Ook een andere figuur uit de vroegere entourage van 'drugslord' Bruinsma heeft het plan opgevat om langs justitiële weg de verzenen van de pers tegen de prikkels te slaan. Dat is Gerrie Lasés. Sedert 1994 galeriehouder in zowel Amsterdam als Parijs. In vroeger dagen ondermeer uitbater van dames (om het woord pooier niet te gebruiken) en uitsmijter. Die gegevens over zijn pre-artistieke carrière maakten afgelopen zomer onderdeel uit van een reportage in HP/De Tijd over de miljoenenverkoop van de Cobra-collectie van collectioneur Karel van Stuijvenberg aan een onbekend gebleven "Duitse kunstliefhebber", die mogelijk synoniem is aan de heer Snijders uit Enschede. Ook geen onbekende in het ontdeugende circuit (zie: "De pAn en de ethiek" van 2 oktober 2001 in deze rubriek). Het artikel ging ervan uit dat Lasés, die bij naam en toenaam werd genoemd, bij de verrassende verkoop een rol als intermediair had gespeeld. Nou is het vooral in een dergelijke pretentieuze context natuurlijk nooit leuk om aan je bezwadderde verleden herinnerd te worden en soms ga je zelfs zo ver om het allemaal te ontkennen. Zoals bijvoorbeeld tegenover Kleintje Muurkrant op 17 september van het vorig jaar naar aanleiding van een aantal prangende vragen:
"Ik heb nog nooit met de heer Engelsma ('consigliere' van Bruinsma) gesproken, laat staan met de heer Bruinsma, of geld van deze lieden of organisaties ontvangen ter financiering van mijn gallery-aktiviteiten. Ik ben nog nooit betrokken geweest bij de sexindustrie of drugshandel, of in aanraking geweest met justitie omtrent dit soort zaken. Dat ik uitgeweken zou zijn naar Parijs in verband met een drugsschandaal is je reinste kolder. Dat er veel jalouzie is bij een aantal collega's jegens mij is bekend. Wellicht komen deze indianenverhalen uit die hoek. Uiteraard als ik bij naam in de pers word genoemd i.v.m. dit soort berichten, zal ik mij tot een advocaat wenden en juridische stappen ondernemen."

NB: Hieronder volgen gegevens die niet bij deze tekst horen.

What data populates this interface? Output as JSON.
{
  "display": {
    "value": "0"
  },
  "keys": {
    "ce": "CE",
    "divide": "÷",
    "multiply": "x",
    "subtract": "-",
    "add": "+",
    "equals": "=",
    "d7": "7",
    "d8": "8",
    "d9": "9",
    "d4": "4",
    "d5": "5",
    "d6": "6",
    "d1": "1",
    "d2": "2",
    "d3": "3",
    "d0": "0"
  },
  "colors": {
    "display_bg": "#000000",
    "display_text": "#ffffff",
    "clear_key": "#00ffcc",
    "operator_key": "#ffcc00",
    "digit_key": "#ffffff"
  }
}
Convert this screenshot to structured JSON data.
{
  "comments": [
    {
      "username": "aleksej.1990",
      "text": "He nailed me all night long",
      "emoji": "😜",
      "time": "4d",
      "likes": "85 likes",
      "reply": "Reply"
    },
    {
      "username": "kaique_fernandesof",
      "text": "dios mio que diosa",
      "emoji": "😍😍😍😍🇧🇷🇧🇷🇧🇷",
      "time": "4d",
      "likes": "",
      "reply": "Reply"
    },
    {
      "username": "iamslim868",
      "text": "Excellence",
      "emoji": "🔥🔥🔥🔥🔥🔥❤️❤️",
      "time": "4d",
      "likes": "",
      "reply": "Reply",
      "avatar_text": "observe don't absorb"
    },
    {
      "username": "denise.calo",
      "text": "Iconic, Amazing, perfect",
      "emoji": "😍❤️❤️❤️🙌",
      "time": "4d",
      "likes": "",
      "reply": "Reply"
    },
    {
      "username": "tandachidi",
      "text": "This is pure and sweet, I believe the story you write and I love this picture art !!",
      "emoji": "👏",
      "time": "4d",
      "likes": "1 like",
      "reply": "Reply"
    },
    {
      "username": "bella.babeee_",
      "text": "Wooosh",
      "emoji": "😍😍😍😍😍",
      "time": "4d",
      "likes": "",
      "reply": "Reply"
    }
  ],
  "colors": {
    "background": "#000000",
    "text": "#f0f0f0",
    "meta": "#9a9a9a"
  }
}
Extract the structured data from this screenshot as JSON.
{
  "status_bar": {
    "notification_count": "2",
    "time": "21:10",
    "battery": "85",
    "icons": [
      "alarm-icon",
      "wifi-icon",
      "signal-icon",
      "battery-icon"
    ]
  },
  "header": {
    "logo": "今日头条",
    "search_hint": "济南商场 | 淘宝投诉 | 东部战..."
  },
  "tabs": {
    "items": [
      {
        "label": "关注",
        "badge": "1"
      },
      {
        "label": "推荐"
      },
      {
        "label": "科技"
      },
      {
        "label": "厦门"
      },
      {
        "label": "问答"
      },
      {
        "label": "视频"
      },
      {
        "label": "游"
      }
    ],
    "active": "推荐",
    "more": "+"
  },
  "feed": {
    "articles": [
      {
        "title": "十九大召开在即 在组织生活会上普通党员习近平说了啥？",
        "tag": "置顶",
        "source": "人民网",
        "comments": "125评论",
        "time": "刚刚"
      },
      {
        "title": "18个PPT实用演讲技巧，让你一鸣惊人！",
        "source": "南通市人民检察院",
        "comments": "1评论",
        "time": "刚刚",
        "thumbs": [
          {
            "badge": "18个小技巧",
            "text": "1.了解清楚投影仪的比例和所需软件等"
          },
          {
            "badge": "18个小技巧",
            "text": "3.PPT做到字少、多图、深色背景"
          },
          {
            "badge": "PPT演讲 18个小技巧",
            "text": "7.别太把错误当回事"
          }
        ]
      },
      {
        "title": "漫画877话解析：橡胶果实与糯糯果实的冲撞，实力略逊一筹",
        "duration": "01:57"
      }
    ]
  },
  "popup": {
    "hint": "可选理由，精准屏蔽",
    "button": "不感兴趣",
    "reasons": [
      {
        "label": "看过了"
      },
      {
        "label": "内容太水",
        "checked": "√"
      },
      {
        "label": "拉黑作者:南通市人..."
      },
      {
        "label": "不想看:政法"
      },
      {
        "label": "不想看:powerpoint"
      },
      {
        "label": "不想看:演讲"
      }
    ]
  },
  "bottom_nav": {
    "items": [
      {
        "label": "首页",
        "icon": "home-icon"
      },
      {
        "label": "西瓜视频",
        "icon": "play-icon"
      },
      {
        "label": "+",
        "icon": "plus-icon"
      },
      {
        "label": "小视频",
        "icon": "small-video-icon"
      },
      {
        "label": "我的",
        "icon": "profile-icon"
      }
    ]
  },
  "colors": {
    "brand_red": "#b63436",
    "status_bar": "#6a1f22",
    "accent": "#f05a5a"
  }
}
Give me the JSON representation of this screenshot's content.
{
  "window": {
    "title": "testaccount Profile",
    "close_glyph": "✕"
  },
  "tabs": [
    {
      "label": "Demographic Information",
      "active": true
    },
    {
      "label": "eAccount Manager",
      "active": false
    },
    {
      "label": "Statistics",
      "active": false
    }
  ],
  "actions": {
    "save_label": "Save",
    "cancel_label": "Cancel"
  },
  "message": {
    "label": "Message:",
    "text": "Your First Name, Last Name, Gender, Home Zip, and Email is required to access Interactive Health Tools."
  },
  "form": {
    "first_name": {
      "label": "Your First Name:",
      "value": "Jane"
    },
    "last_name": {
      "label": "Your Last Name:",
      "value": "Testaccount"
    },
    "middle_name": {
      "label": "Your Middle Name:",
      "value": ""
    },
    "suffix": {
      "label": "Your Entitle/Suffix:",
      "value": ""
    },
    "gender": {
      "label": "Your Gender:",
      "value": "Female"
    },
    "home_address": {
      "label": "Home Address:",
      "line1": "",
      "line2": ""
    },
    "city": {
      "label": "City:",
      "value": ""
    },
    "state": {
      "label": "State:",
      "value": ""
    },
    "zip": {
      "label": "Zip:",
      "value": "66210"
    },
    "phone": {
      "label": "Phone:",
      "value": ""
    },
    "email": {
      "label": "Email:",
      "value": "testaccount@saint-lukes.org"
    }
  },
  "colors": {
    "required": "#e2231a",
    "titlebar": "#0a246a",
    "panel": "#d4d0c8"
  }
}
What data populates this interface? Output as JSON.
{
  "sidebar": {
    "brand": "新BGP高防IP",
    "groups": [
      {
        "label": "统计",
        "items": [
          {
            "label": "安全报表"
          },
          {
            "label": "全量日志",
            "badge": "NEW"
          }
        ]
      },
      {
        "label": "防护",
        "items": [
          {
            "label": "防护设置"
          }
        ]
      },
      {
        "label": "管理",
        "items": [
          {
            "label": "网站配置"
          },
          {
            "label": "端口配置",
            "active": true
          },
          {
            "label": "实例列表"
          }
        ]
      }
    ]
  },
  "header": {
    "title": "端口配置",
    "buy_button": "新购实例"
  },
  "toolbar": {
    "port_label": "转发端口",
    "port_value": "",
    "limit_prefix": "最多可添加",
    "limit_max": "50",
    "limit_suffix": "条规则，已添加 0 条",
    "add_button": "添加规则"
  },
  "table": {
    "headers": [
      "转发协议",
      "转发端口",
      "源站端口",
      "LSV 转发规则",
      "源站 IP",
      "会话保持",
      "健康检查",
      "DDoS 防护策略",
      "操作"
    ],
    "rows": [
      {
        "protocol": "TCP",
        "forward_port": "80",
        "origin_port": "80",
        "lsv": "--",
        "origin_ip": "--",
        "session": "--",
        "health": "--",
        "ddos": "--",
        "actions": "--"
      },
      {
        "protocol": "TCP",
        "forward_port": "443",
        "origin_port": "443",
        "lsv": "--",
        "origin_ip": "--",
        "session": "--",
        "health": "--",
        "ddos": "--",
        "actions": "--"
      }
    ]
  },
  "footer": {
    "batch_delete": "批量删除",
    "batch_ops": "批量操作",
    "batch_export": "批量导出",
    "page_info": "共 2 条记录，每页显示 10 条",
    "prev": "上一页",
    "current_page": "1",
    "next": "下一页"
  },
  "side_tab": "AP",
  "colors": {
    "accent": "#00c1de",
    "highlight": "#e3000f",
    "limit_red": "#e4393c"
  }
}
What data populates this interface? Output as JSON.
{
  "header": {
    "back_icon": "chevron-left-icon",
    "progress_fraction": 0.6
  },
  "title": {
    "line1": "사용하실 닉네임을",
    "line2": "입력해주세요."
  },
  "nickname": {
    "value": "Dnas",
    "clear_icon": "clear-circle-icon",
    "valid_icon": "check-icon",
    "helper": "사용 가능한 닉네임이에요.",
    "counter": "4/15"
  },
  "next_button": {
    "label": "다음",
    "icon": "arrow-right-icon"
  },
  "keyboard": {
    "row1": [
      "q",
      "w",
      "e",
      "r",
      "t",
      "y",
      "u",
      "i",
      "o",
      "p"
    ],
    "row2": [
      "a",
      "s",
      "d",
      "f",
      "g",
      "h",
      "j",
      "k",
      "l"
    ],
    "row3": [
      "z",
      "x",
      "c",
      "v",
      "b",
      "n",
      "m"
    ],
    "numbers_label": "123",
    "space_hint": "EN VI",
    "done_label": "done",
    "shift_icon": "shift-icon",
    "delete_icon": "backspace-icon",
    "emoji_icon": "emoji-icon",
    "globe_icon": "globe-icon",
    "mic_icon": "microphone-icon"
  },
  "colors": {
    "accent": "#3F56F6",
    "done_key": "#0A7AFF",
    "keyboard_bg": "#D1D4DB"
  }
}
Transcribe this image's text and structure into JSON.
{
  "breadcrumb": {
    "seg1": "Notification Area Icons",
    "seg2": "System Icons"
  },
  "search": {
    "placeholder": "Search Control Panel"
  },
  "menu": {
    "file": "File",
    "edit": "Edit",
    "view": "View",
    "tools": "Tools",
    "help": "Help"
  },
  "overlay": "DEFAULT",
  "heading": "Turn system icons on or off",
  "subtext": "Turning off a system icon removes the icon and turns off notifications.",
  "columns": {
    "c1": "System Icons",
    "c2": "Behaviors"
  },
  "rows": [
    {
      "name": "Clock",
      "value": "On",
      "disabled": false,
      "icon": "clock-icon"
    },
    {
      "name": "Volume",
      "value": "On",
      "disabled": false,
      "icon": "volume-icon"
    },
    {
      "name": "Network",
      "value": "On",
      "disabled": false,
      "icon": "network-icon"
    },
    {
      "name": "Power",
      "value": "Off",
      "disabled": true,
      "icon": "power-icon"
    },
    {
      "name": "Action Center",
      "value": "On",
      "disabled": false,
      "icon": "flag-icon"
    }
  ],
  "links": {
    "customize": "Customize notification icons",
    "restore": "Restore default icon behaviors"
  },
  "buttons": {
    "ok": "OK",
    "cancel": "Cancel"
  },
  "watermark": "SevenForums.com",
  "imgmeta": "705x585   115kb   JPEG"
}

Vorige week maandag 9 september zouden de advocaat van Lasés en die van HP/De Tijd de degens kruisen tijdens een kort geding. Kort voor deze showdown vroeg Lasés om een maand uitstel. Vraag is of van dit uitstel afstel komt. Want tussen 20 en 27 oktober vindt in de Amsterdamse RAI de 2002-versie van de nationale kunst en antiekbeurs pAn plaats. Daar presenteert ook Lasés zijn artistieke koopwaar en wees eerlijk, veel geraas in de pers over bovenstaande onderwerpen zo vlak voor een tentoonstelling kan nooit gunstig uitpakken. Vandaar misschien ook dat hij onze vraag naar de reden van het uitstel van de rechtszaak van 9 september jl. onbeantwoord heeft gelaten.